第21回 言語聴覚士国家試験 第173問
言語発達障害学第21回
2語連鎖の理解ができる4歳児。1音節やワードパーシャルでの発話が浮動的に10語程度ある。10種図形の弁別が可能。優先順位の低い指導はどれか。
- 1.言語理解の拡大
- 2.身振りでの要求
- 3.2語連鎖での表出 ✓
- 4.ひらがな同士のマッチング
- 5.「ボーン」など擬音語の模倣
正答:3番
解説
■ 正答:3番 — 2語連鎖での表出
この児童は既に「2語連鎖の理解」ができており、表出言語は「1音節やワードパーシャルで約10語」という段階です。理解が先行している発達典型パターンですから、理解レベルに表出をキャッチアップさせることが優先です。

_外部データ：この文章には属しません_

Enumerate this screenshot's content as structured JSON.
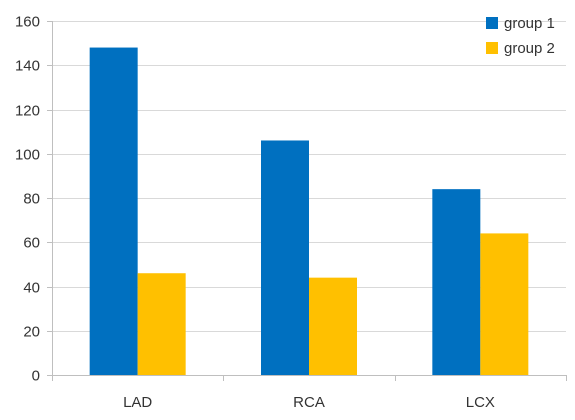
{
  "chart_data": {
    "type": "bar",
    "title": "",
    "xlabel": "",
    "ylabel": "",
    "categories": [
      "LAD",
      "RCA",
      "LCX"
    ],
    "series": [
      {
        "name": "group 1",
        "values": [
          148,
          106,
          84
        ],
        "color": "#0070C0"
      },
      {
        "name": "group 2",
        "values": [
          46,
          44,
          64
        ],
        "color": "#FFC000"
      }
    ],
    "ylim": [
      0,
      160
    ],
    "yticks": [
      0,
      20,
      40,
      60,
      80,
      100,
      120,
      140,
      160
    ],
    "grid": true,
    "legend_position": "top-right",
    "gridline_color": "#d9d9d9"
  }
}
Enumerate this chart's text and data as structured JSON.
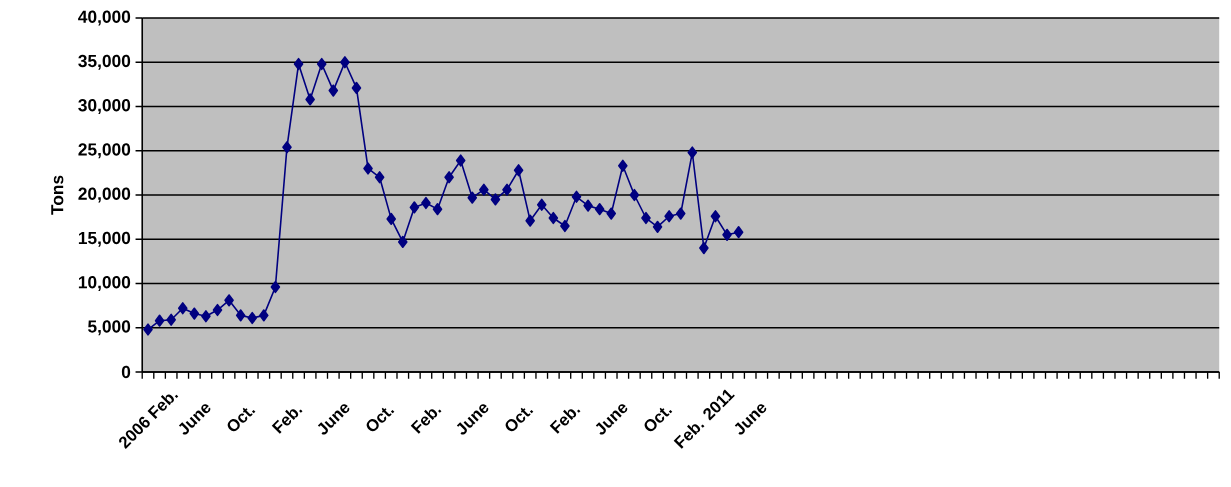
{
  "chart_data": {
    "type": "line",
    "ylabel": "Tons",
    "categories": [
      "2006 Feb.",
      null,
      null,
      null,
      "June",
      null,
      null,
      null,
      "Oct.",
      null,
      null,
      null,
      "Feb.",
      null,
      null,
      null,
      "June",
      null,
      null,
      null,
      "Oct.",
      null,
      null,
      null,
      "Feb.",
      null,
      null,
      null,
      "June",
      null,
      null,
      null,
      "Oct.",
      null,
      null,
      null,
      "Feb.",
      null,
      null,
      null,
      "June",
      null,
      null,
      null,
      "Oct.",
      null,
      null,
      null,
      "Feb. 2011",
      null,
      null,
      null,
      "June",
      null,
      null,
      null,
      null,
      null,
      null,
      null,
      null,
      null,
      null,
      null,
      null,
      null,
      null,
      null,
      null,
      null,
      null,
      null,
      null,
      null,
      null,
      null,
      null,
      null,
      null,
      null,
      null,
      null,
      null,
      null,
      null,
      null,
      null,
      null,
      null,
      null,
      null,
      null,
      null
    ],
    "series": [
      {
        "color": "#000080",
        "values": [
          4800,
          5800,
          5900,
          7200,
          6600,
          6300,
          7000,
          8100,
          6400,
          6100,
          6400,
          9600,
          25400,
          34800,
          30800,
          34800,
          31800,
          35000,
          32100,
          23000,
          22000,
          17300,
          14700,
          18600,
          19100,
          18400,
          22000,
          23900,
          19700,
          20600,
          19500,
          20600,
          22800,
          17100,
          18900,
          17400,
          16500,
          19800,
          18800,
          18400,
          17900,
          23300,
          20000,
          17400,
          16400,
          17600,
          17900,
          24800,
          14000,
          17600,
          15500,
          15800,
          null,
          null,
          null,
          null,
          null,
          null,
          null,
          null,
          null,
          null,
          null,
          null,
          null,
          null,
          null,
          null,
          null,
          null,
          null,
          null,
          null,
          null,
          null,
          null,
          null,
          null,
          null,
          null,
          null,
          null,
          null,
          null,
          null,
          null,
          null,
          null,
          null,
          null,
          null,
          null,
          null
        ]
      }
    ],
    "ylim": [
      0,
      40000
    ],
    "yticks": [
      {
        "value": 0,
        "label": "0"
      },
      {
        "value": 5000,
        "label": "5,000"
      },
      {
        "value": 10000,
        "label": "10,000"
      },
      {
        "value": 15000,
        "label": "15,000"
      },
      {
        "value": 20000,
        "label": "20,000"
      },
      {
        "value": 25000,
        "label": "25,000"
      },
      {
        "value": 30000,
        "label": "30,000"
      },
      {
        "value": 35000,
        "label": "35,000"
      },
      {
        "value": 40000,
        "label": "40,000"
      }
    ],
    "grid": "y",
    "marker": "diamond",
    "line_style": "solid"
  }
}
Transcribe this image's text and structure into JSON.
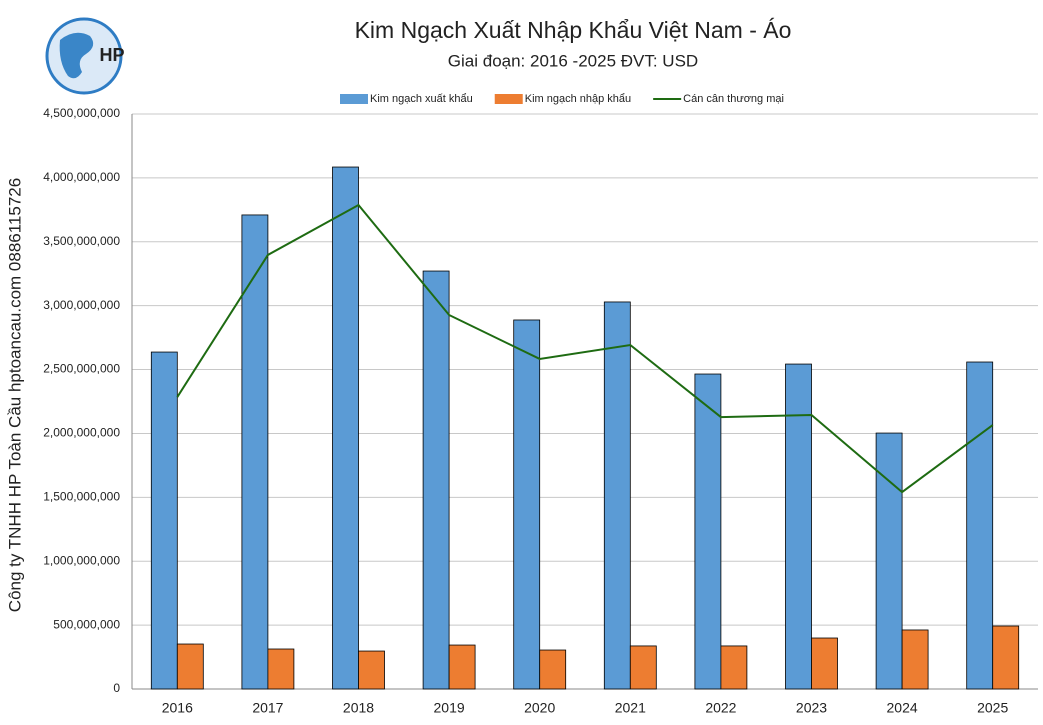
{
  "logo_text": "HP",
  "chart_data": {
    "type": "bar",
    "title": "Kim Ngạch Xuất Nhập Khẩu Việt Nam - Áo",
    "subtitle": "Giai đoạn: 2016 -2025  ĐVT: USD",
    "side_text": "Công ty TNHH HP Toàn Cầu hptoancau.com 0886115726",
    "categories": [
      "2016",
      "2017",
      "2018",
      "2019",
      "2020",
      "2021",
      "2022",
      "2023",
      "2024",
      "2025"
    ],
    "series": [
      {
        "name": "Kim ngạch xuất khẩu",
        "type": "bar",
        "color": "#5b9bd5",
        "values": [
          2637000000,
          3710000000,
          4085000000,
          3271000000,
          2888000000,
          3029000000,
          2465000000,
          2543000000,
          2003000000,
          2559000000
        ]
      },
      {
        "name": "Kim ngạch nhập khẩu",
        "type": "bar",
        "color": "#ed7d31",
        "values": [
          352000000,
          313000000,
          297000000,
          344000000,
          305000000,
          337000000,
          337000000,
          399000000,
          462000000,
          493000000
        ]
      },
      {
        "name": "Cán cân thương mại",
        "type": "line",
        "color": "#1e6b12",
        "values": [
          2285000000,
          3397000000,
          3788000000,
          2927000000,
          2583000000,
          2692000000,
          2128000000,
          2144000000,
          1541000000,
          2066000000
        ]
      }
    ],
    "ylim": [
      0,
      4500000000
    ],
    "yticks": [
      0,
      {
        "value": 500000000,
        "label": "500,000,000"
      },
      {
        "value": 1000000000,
        "label": "1,000,000,000"
      },
      {
        "value": 1500000000,
        "label": "1,500,000,000"
      },
      {
        "value": 2000000000,
        "label": "2,000,000,000"
      },
      {
        "value": 2500000000,
        "label": "2,500,000,000"
      },
      {
        "value": 3000000000,
        "label": "3,000,000,000"
      },
      {
        "value": 3500000000,
        "label": "3,500,000,000"
      },
      {
        "value": 4000000000,
        "label": "4,000,000,000"
      },
      {
        "value": 4500000000,
        "label": "4,500,000,000"
      }
    ],
    "grid": true,
    "legend": "top"
  }
}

すでに成立しかけている2語連鎖表出の指導は、より根底的な課題(理解拡大・音韻基礎・動機づけ)を固めてからでも遅くありません。
---
【各選択肢の解説】
1. 言語理解の拡大
✅ 優先度が高い。児童は2語連鎖理解にとどまっており、より複雑な文法理解(3語以上の文構造、文法形態素の理解)の拡大が必要です。理解を広げることで、その後の表出言語の基盤となります。
2. 身振りでの要求
✅ 優先度が高い。表出言語が極めて限定的(10語程度)である児童にとって、非言語コミュニケーション手段の強化は、機能的コミュニケーション能力を高め、言語使用への動機づけにもなります。
3. 2語連鎖での表出
❌ 優先度が低い。既に理解レベルで2語連鎖が成立しており、表出言語はまだワードパーシャルの段階です。理解が先行している場合、理解レベルへの表出キャッチアップよりも、より基礎的な1語表出の充実と音韻体系の確立を優先すべき時期です。
4. ひらがな同士のマッチング
✅ 優先度が高い。10種図形弁別ができる視知覚能力を活用した、文字への導入準備は4歳児にとって認知発達を促す有効な手段です。言語理解と視知覚を統合した学習は重要です。
5. 「ボーン」など擬音語の模倣
✅ 優先度が高い。音韻体系が不安定で表出語彙が少ない児童にとって、擬音語・擬態語は音韻習得と語彙拡大の足がかりになります。繰り返し性と運動的な楽しさが、発話動機づけにも有効です。
---
【試験対策ポイント】
理解と表出の乖離がある場合の優先指導順位:
| 優先段階 | 指導内容 | 理由 |
|---|---|---|
| 第1優先 | 理解レベルの拡大 | 理解が表出の上限となる(理解>表出が正常) |
| 第2優先 | 非言語コミュニケーション | 動機づけとコミュニケーション機能の確保 |
| 第3優先 | 音韻基礎・1語表出充実 | 表出語彙と音韻体系の土台作り |
| 第4優先 | 理解と同じレベルの表出 | 基盤が整ったあとの自然な発展 |
本児の発達段階:
- 理解:2語連鎖
- 表出:ワードパーシャル10語
- 視知覚:10種図形弁別可能
→ 理解に表出をキャッチアップさせることは、理解がさらに拡大した後でも対応可能。むしろ現段階では音韻体系の確立と語彙の量的充実が先決。